Et il sortit, indigné. Tout à fait surpris, je m'habillais au plus vite, et descendis en courant. Croyant que j'allais trouver mon oncle en cette maison où tout semblait dormir dans l'ignorance des événements, je gravis l'escalier avec précaution et, sur le palier, je rencontrai Nastenka vêtue à la hâte d'une matinée; sa chevelure était en désordre, et il était évident qu'elle venait de quitter le lit pour guetter quelqu'un.

— Dites-moi, est-ce vrai que Tatiana Ivanovna est partie avec Obnoskine? demanda-t-elle avec précipitation. Sa voix était entrecoupée; elle était très pâle et paraissait effrayée.

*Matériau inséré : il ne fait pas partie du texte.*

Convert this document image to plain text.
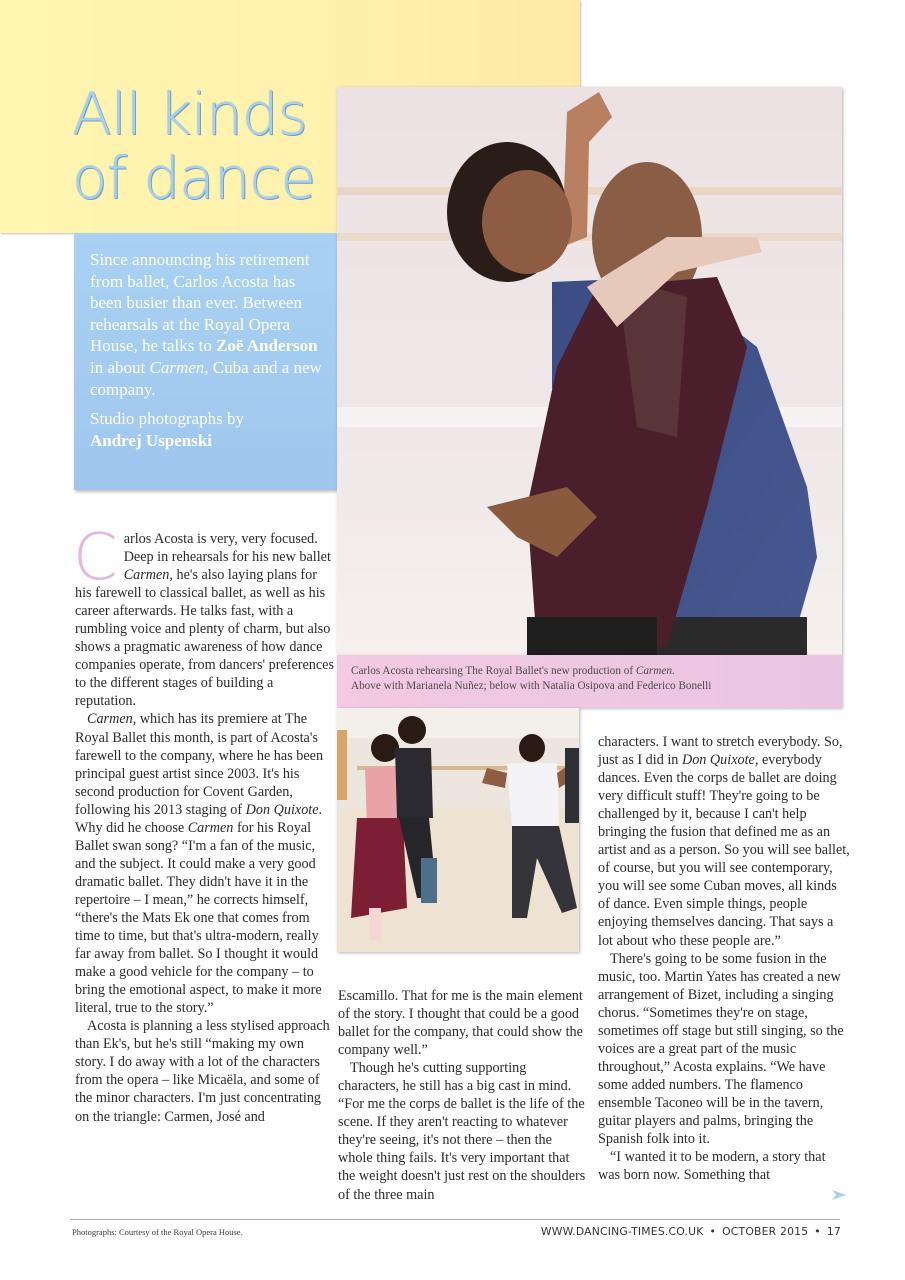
All kinds
of dance

Since announcing his retirement from ballet, Carlos Acosta has been busier than ever. Between rehearsals at the Royal Opera House, he talks to Zoë Anderson in about Carmen, Cuba and a new company.

Studio photographs by
Andrej Uspenski

Carlos Acosta rehearsing The Royal Ballet's new production of Carmen.
Above with Marianela Nuñez; below with Natalia Osipova and Federico Bonelli

Carlos Acosta is very, very focused. Deep in rehearsals for his new ballet Carmen, he's also laying plans for his farewell to classical ballet, as well as his career afterwards. He talks fast, with a rumbling voice and plenty of charm, but also shows a pragmatic awareness of how dance companies operate, from dancers' preferences to the different stages of building a reputation.

Carmen, which has its premiere at The Royal Ballet this month, is part of Acosta's farewell to the company, where he has been principal guest artist since 2003. It's his second production for Covent Garden, following his 2013 staging of Don Quixote. Why did he choose Carmen for his Royal Ballet swan song? “I'm a fan of the music, and the subject. It could make a very good dramatic ballet. They didn't have it in the repertoire – I mean,” he corrects himself, “there's the Mats Ek one that comes from time to time, but that's ultra-modern, really far away from ballet. So I thought it would make a good vehicle for the company – to bring the emotional aspect, to make it more literal, true to the story.”

Acosta is planning a less stylised approach than Ek's, but he's still “making my own story. I do away with a lot of the characters from the opera – like Micaëla, and some of the minor characters. I'm just concentrating on the triangle: Carmen, José and

Escamillo. That for me is the main element of the story. I thought that could be a good ballet for the company, that could show the company well.”

Though he's cutting supporting characters, he still has a big cast in mind. “For me the corps de ballet is the life of the scene. If they aren't reacting to whatever they're seeing, it's not there – then the whole thing fails. It's very important that the weight doesn't just rest on the shoulders of the three main

characters. I want to stretch everybody. So, just as I did in Don Quixote, everybody dances. Even the corps de ballet are doing very difficult stuff! They're going to be challenged by it, because I can't help bringing the fusion that defined me as an artist and as a person. So you will see ballet, of course, but you will see contemporary, you will see some Cuban moves, all kinds of dance. Even simple things, people enjoying themselves dancing. That says a lot about who these people are.”

There's going to be some fusion in the music, too. Martin Yates has created a new arrangement of Bizet, including a singing chorus. “Sometimes they're on stage, sometimes off stage but still singing, so the voices are a great part of the music throughout,” Acosta explains. “We have some added numbers. The flamenco ensemble Taconeo will be in the tavern, guitar players and palms, bringing the Spanish folk into it.

“I wanted it to be modern, a story that was born now. Something that

Photographs: Courtesy of the Royal Opera House.	WWW.DANCING-TIMES.CO.UK • OCTOBER 2015 • 17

— On le dit. Je cherche mon oncle. Nous allons nous mettre à sa poursuite.

— Oh! ramenez-la! ramenez-la bien vite! Si vous ne la rattrapez pas, elle est perdue!

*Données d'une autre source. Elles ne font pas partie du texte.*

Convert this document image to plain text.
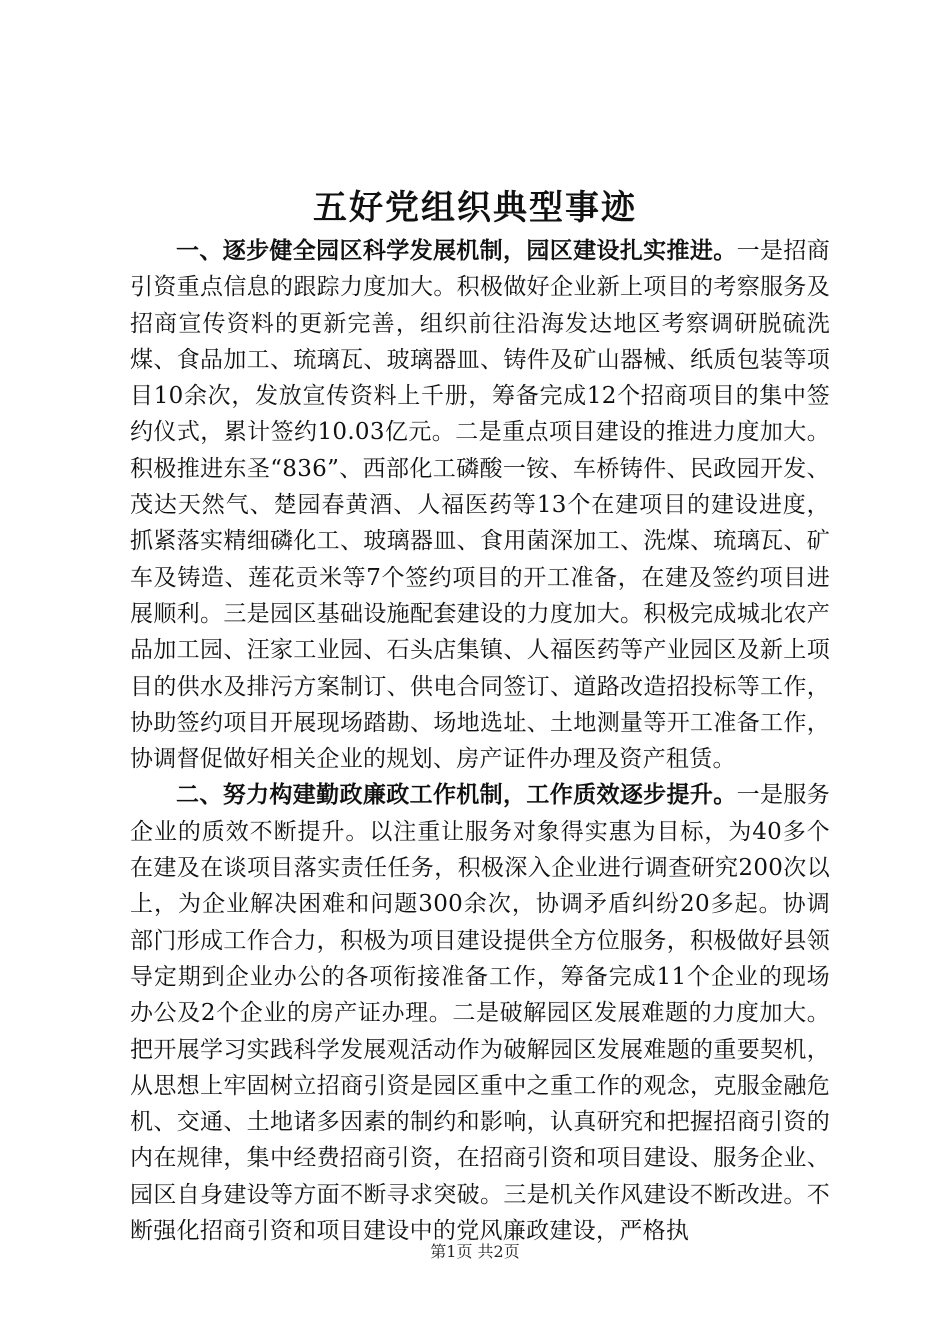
五好党组织典型事迹

一、逐步健全园区科学发展机制，园区建设扎实推进。一是招商引资重点信息的跟踪力度加大。积极做好企业新上项目的考察服务及招商宣传资料的更新完善，组织前往沿海发达地区考察调研脱硫洗煤、食品加工、琉璃瓦、玻璃器皿、铸件及矿山器械、纸质包装等项目10余次，发放宣传资料上千册，筹备完成12个招商项目的集中签约仪式，累计签约10.03亿元。二是重点项目建设的推进力度加大。积极推进东圣“836”、西部化工磷酸一铵、车桥铸件、民政园开发、茂达天然气、楚园春黄酒、人福医药等13个在建项目的建设进度，抓紧落实精细磷化工、玻璃器皿、食用菌深加工、洗煤、琉璃瓦、矿车及铸造、莲花贡米等7个签约项目的开工准备，在建及签约项目进展顺利。三是园区基础设施配套建设的力度加大。积极完成城北农产品加工园、汪家工业园、石头店集镇、人福医药等产业园区及新上项目的供水及排污方案制订、供电合同签订、道路改造招投标等工作，协助签约项目开展现场踏勘、场地选址、土地测量等开工准备工作，协调督促做好相关企业的规划、房产证件办理及资产租赁。

二、努力构建勤政廉政工作机制，工作质效逐步提升。一是服务企业的质效不断提升。以注重让服务对象得实惠为目标，为40多个在建及在谈项目落实责任任务，积极深入企业进行调查研究200次以上，为企业解决困难和问题300余次，协调矛盾纠纷20多起。协调部门形成工作合力，积极为项目建设提供全方位服务，积极做好县领导定期到企业办公的各项衔接准备工作，筹备完成11个企业的现场办公及2个企业的房产证办理。二是破解园区发展难题的力度加大。把开展学习实践科学发展观活动作为破解园区发展难题的重要契机，从思想上牢固树立招商引资是园区重中之重工作的观念，克服金融危机、交通、土地诸多因素的制约和影响，认真研究和把握招商引资的内在规律，集中经费招商引资，在招商引资和项目建设、服务企业、园区自身建设等方面不断寻求突破。三是机关作风建设不断改进。不断强化招商引资和项目建设中的党风廉政建设，严格执

第1页 共2页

— Mais où donc est mon oncle?

— Il doit être là-bas, près des écuries où l'on attelle les chevaux à la calèche. Je l'attendais ici. Écoutez: dites-lui de ma part que je tiens absolument à partir aujourd'hui; j'y suis résolue. Mon père m'emmènera. S'il est possible, je pars à l'instant. Maintenant, tout est perdu; tout est mort!

Ce disant, elle me regardait, éperdue, et, tout à coup, elle fondit en larmes. Je crus qu'elle allait avoir une attaque de nerfs.

— Calmez-vous! suppliai-je. Tout ira pour le mieux. Vous verrez… Mais qu'avez-vous donc, Nastassia Evgrafovna?